Until November 10, the Guildhall School is giving a double bill of two rare operas from the first half of the twentieth century: Ethel Smyth’s “Der Wald” (1902) and Ottorino Respighi’s “Lucrezia” (1937). Although many speak of “Der Wald” as composed in Wagnerian mode, it seems to me more in the spirit of Wagner’s predecessor Carl Maria von Weber - but that’s an admirable spirit, though Smyth’s inspiration is patchy. “Lucrezia”, completed after Respighi’s death by his widow Elsa and his pupil Ennio Porrini for a (successful) premiere at La Scala, has several obvious debts to Puccini, but it has its own intriguing musico-dramatic character, heroically neoclassical. You surely think differently of Respighi after hearing it - it adds admirably to our knowledge of him.

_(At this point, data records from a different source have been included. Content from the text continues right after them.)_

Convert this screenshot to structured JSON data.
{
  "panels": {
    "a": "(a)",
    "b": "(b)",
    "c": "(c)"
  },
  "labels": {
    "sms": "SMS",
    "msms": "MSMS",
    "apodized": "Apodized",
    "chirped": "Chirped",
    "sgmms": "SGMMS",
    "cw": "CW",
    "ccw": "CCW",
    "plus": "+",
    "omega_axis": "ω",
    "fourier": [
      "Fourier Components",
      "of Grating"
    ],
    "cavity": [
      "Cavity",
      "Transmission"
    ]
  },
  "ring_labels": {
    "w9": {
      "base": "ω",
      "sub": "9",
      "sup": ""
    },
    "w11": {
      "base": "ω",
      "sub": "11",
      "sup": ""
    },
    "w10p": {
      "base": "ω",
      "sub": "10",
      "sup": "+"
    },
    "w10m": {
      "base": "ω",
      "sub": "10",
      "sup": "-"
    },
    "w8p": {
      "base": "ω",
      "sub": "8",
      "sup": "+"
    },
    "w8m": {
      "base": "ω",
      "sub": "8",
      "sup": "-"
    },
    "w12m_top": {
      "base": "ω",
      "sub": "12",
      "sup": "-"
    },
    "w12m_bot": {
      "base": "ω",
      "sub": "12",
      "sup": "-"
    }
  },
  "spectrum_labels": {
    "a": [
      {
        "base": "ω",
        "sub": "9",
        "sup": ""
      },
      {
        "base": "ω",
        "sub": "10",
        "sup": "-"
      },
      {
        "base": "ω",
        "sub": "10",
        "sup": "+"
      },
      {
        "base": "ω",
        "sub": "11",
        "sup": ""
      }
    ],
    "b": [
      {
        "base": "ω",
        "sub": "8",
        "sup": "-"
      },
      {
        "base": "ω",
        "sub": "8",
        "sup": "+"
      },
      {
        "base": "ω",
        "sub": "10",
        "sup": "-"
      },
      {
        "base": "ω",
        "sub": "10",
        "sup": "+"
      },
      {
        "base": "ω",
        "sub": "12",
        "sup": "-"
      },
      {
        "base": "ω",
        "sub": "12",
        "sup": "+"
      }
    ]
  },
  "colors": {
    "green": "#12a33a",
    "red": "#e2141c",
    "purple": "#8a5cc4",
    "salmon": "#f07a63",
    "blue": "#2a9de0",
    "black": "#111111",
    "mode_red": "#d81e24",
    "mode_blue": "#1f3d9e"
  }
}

The Guildhall chose these two operas because they offer impressive roles for larger female singers. (Until Kaija Saariaho’s “L’Amour de loin” in 2016, “Der Wald” was the only opera by a woman composer to have been performed by New York’s Metropolitan Opera: the great dramatic soprano Johanna Gadski led it. The soprano Maria Caniglia and the mezzosoprano Ebe Stignani, amid already illustrious careers, created the roles of Lucrezia and the quasi-choral La Voce at La Scala.)
On Monday 3, Seohyun Go (Röschen) and Avery Lafrentz (Iolanthe) each showed very striking vocal talent in the Smyth, while Hannah McKay showed a yet more ample and beautiful voice as Lucrezia. None of these three voices is quite mature, but they’re so arresting that it’s impossible not to hope they have important careers ahead of them. Gabriella Giulietta Noble (as Respighi’s La Voce) isn’t in the same vocal league, though her dramatic alertness was at every point welcome.
IV.
On Tuesday 4, the novelist Alan Hollinghurst won the David Cohen Prize for literature, the week after Jack Holden’s new play of his Booker Prize winning novel “The Line of Beauty” opened at the Almeida. My own favourite Hollinghurst novels are “The Folding Star” (1994) and “The Sparsholt Affair” (2017); the fascinating but thoroughly awkward subject of “The Line of Beauty” is how, in the London of the mid-1980s, its gay aesthete protagonist Nick Guest navigates one social circle shaped by Margaret Thatcher’s Conservative politics while gradually discovering aspects of AIDS in his partly different gay circle.
Hollinghurst doesn’t make any neat either/or good/bad choices between the characters of “The Line of Beauty”. But the three-hour 2006 television series (excellently adapted by Andrew Davies, with first-rate acting throughout) makes Hollinghurst’s characters multifaceted and complex (almost more so than the novel itself), so that you keep re-evaluating them in a way worthy of Hollinghurst’s novelist hero Henry James - whereas Holden’s play, directed by Michael Grandage, keeps the tone too light and comic - and keeps us from caring much about any of the characters.
Charles Edwards (as the Tory MP Gerald) and Robert Portal (as his friend “Badger”) are among my favourite British actors. Yet, because of Holden (principally) and Grandage, their contributions here are relatively flimsy, without real three-dimensionality. Where you can see how the multifaceted talent of Dan Stevens in the role of Nick Guest on television opened up an important career, Jasper Talbot at the Almeida seems even more out of his depth than does his character.